Prot2Token: A multi-task framework for protein language processing using autoregressive language modeling

Mahdi Pourmirzaei,Farzaneh Esmaili,Mohammadreza Pourmirzaei,Duolin Wang,Dong Xu
DOI: https://doi.org/10.1101/2024.05.31.596915
2024-06-03
Abstract:This paper proposes a versatile tokenization method and introduces Prot2Token, a model that combines autoregressive language modeling with protein language models (PLMs) to tackle various protein prediction tasks using protein sequences. Leveraging our tokenization method, Prot2Token adapts existing PLMs for multiple tasks such as protein-level prediction, residue-level prediction, and protein-protein interaction prediction through next-token prediction of tokenized target label sequences. By incorporating prompt tokens into the decoder, Prot2Token enables multi-task training in a single end-to-end session. Our results demonstrate that Prot2Token not only matches the performance of specialized models across various tasks but also paves the way for integrating protein tasks with large language models (LLMs), representing an important step towards creating general-purpose PLMs for advanced protein language processing (PLP). Additionally, we use Prot2Token to develop S-ESM, a structure-aware version of the ESM model, which achieves competitive performance with state-of-the-art methods in 3D structure-related tasks using only protein sequences. Code is available at: \url{https://github.com/mahdip72/prot2token}.
Bioinformatics
What problem does this paper attempt to address?
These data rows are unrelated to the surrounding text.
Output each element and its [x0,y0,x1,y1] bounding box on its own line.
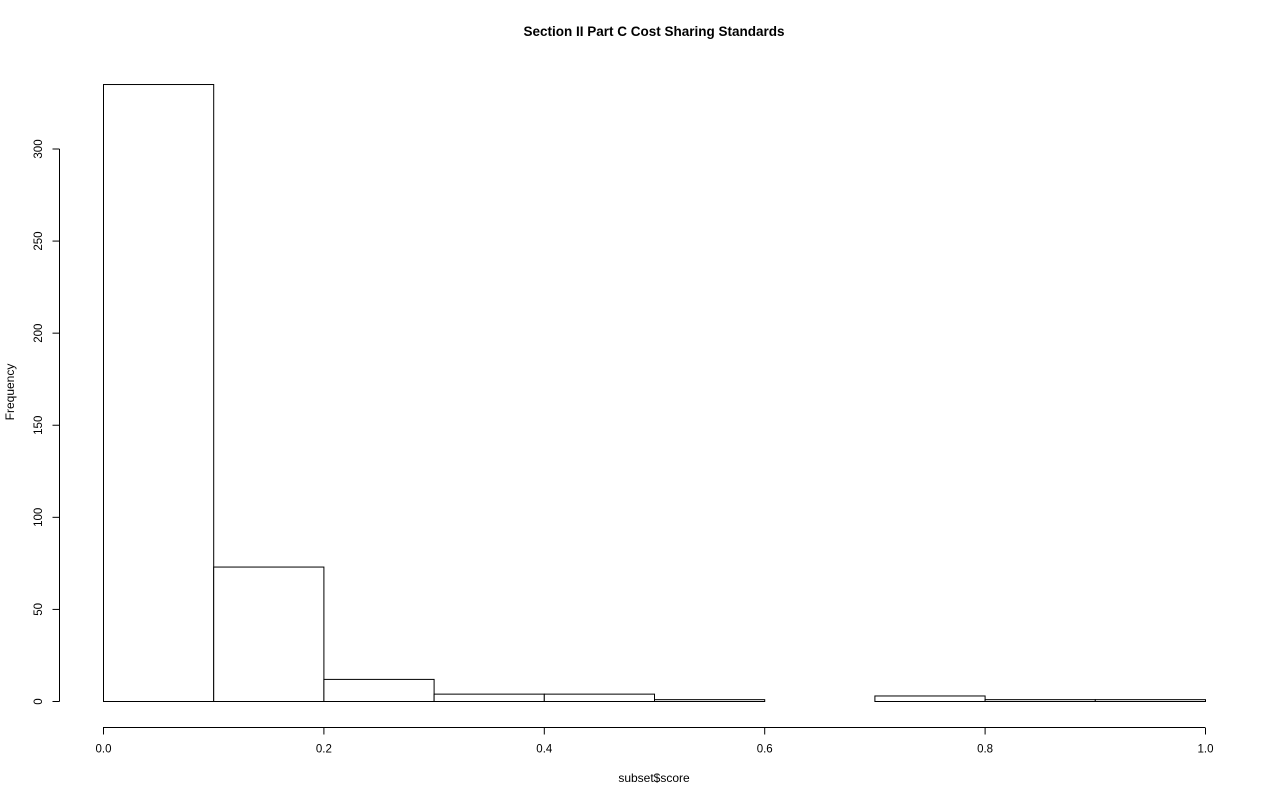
x-axis-label: subset$score [618,771,690,785]
histogram-bar-1 [213,566,325,703]
histogram-bar-4 [543,693,655,702]
y-tick-label: 100 [33,508,45,527]
y-axis: 0 50 100 150 200 250 300 [33,139,60,705]
x-tick-label: 0.2 [316,744,332,756]
histogram-bar-9 [1094,699,1207,703]
histogram-bar-0 [103,84,215,702]
x-tick-label: 0.4 [536,744,553,756]
x-tick-label: 0.8 [977,744,993,756]
y-tick-label: 300 [33,139,45,158]
histogram-bar-3 [433,693,545,702]
y-axis-label: Frequency [3,364,17,421]
y-tick-label: 250 [33,231,45,250]
y-tick-label: 200 [33,324,45,343]
bars-group [103,84,1207,703]
y-tick-label: 50 [33,603,45,616]
histogram-bar-8 [984,699,1096,703]
x-axis: 0.0 0.2 0.4 0.6 0.8 1.0 [96,727,1214,756]
y-tick-label: 0 [33,698,45,704]
histogram-bar-2 [323,678,435,702]
y-tick-label: 150 [33,416,45,435]
x-tick-label: 0.6 [757,744,773,756]
histogram-bar-5 [654,699,766,703]
chart-title: Section II Part C Cost Sharing Standards [523,24,784,39]
histogram-bar-7 [874,695,986,703]
x-tick-label: 0.0 [96,744,112,756]
x-tick-label: 1.0 [1198,744,1214,756]
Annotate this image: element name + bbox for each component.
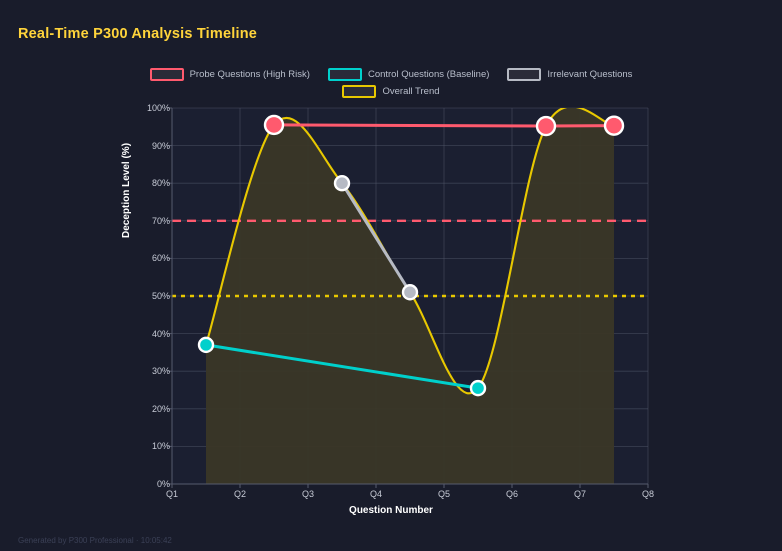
legend-label-irrelevant: Irrelevant Questions: [547, 69, 633, 80]
legend-row: Overall Trend: [342, 85, 440, 98]
y-tick-label: 70%: [151, 215, 170, 226]
data-point-control[interactable]: [469, 379, 487, 397]
y-axis-title: Deception Level (%): [121, 142, 132, 238]
series-line-control: [204, 343, 480, 390]
legend-swatch-probe: [149, 68, 184, 81]
y-tick-label: 80%: [151, 178, 170, 189]
y-tick-label: 50%: [151, 291, 170, 301]
data-point-irrelevant[interactable]: [333, 174, 351, 192]
legend-item-irrelevant[interactable]: Irrelevant Questions: [507, 68, 632, 81]
x-tick-label: Q5: [437, 489, 451, 499]
legend-row: Probe Questions (High Risk) Control Quest…: [149, 68, 632, 81]
legend-label-probe: Probe Questions (High Risk): [189, 69, 310, 80]
data-point-probe[interactable]: [603, 115, 625, 136]
y-tick-label: 100%: [146, 103, 170, 113]
series-line-irrelevant: [340, 181, 412, 294]
legend-item-trend[interactable]: Overall Trend: [342, 85, 440, 98]
legend-swatch-control: [327, 68, 362, 81]
legend-swatch-irrelevant: [507, 68, 542, 81]
data-point-control[interactable]: [197, 336, 215, 354]
data-point-probe[interactable]: [263, 114, 285, 136]
y-tick-label: 40%: [151, 328, 170, 339]
y-tick-label: 20%: [151, 403, 170, 414]
legend-item-control[interactable]: Control Questions (Baseline): [327, 68, 490, 81]
page-title: Real-Time P300 Analysis Timeline: [18, 26, 258, 42]
x-tick-label: Q1: [165, 489, 179, 499]
x-tick-label: Q6: [505, 489, 519, 499]
x-tick-label: Q3: [301, 489, 315, 499]
x-tick-label: Q7: [573, 489, 587, 499]
legend-swatch-trend: [342, 85, 377, 98]
series-line-probe: [272, 123, 616, 128]
data-point-irrelevant[interactable]: [401, 284, 419, 301]
chart-legend: Probe Questions (High Risk) Control Quest…: [0, 68, 782, 98]
y-tick-label: 90%: [151, 140, 170, 151]
y-tick-label: 60%: [151, 253, 170, 264]
x-axis-title: Question Number: [349, 505, 433, 516]
y-tick-label: 10%: [151, 441, 170, 452]
y-tick-label: 30%: [151, 366, 170, 377]
data-point-probe[interactable]: [535, 115, 557, 137]
legend-item-probe[interactable]: Probe Questions (High Risk): [149, 68, 310, 81]
x-tick-label: Q4: [369, 489, 383, 499]
legend-label-control: Control Questions (Baseline): [367, 69, 490, 80]
y-axis-ticks: 0% 10% 20% 30% 40% 50% 60% 70% 80% 90% 100%: [138, 0, 170, 546]
x-tick-label: Q2: [233, 489, 247, 499]
series-layer: [172, 108, 648, 484]
footer-note: Generated by P300 Professional · 10:05:4…: [18, 536, 172, 545]
y-tick-label: 0%: [156, 479, 170, 489]
legend-label-trend: Overall Trend: [382, 86, 440, 97]
x-axis-ticks: Q1 Q2 Q3 Q4 Q5 Q6 Q7 Q8: [0, 489, 782, 509]
x-tick-label: Q8: [641, 489, 655, 499]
The paper presents a multi-task framework called Prot2Token for protein language processing. It combines autoregressive language modeling with protein language models (PLMs) to handle various prediction tasks based on protein sequences. Existing PLMs are usually designed for specific tasks and require separate architecture and training for each task, which is time-consuming and computationally expensive. Prot2Token achieves integrated multi-task training by converting the target labels of different tasks into predictable token sequences, reducing the need for annotated training data. The main contributions of the paper are as follows: 1. It proposes a novel tokenization strategy for protein prediction tasks, covering tasks at the protein-level, residue-level, and protein-protein interaction prediction. 2. It designs the Prot2Token model, which can be combined with pre-trained PLMs for end-to-end single-task or multi-task learning, and performs comparably to specialized models in multiple tasks. 3. It develops a structure-aware version of the ESM model (S-ESM) using Prot2Token, achieving competitive results in 3D structure-related tasks using only protein sequences. Furthermore, Prot2Token enhances the structural awareness of existing PLMs by predicting 3D structural tokens, paving the way for creating universal protein language models for advanced protein language processing. The paper also demonstrates that integrating auxiliary tasks can improve the effectiveness of Prot2Token in tasks with limited data samples.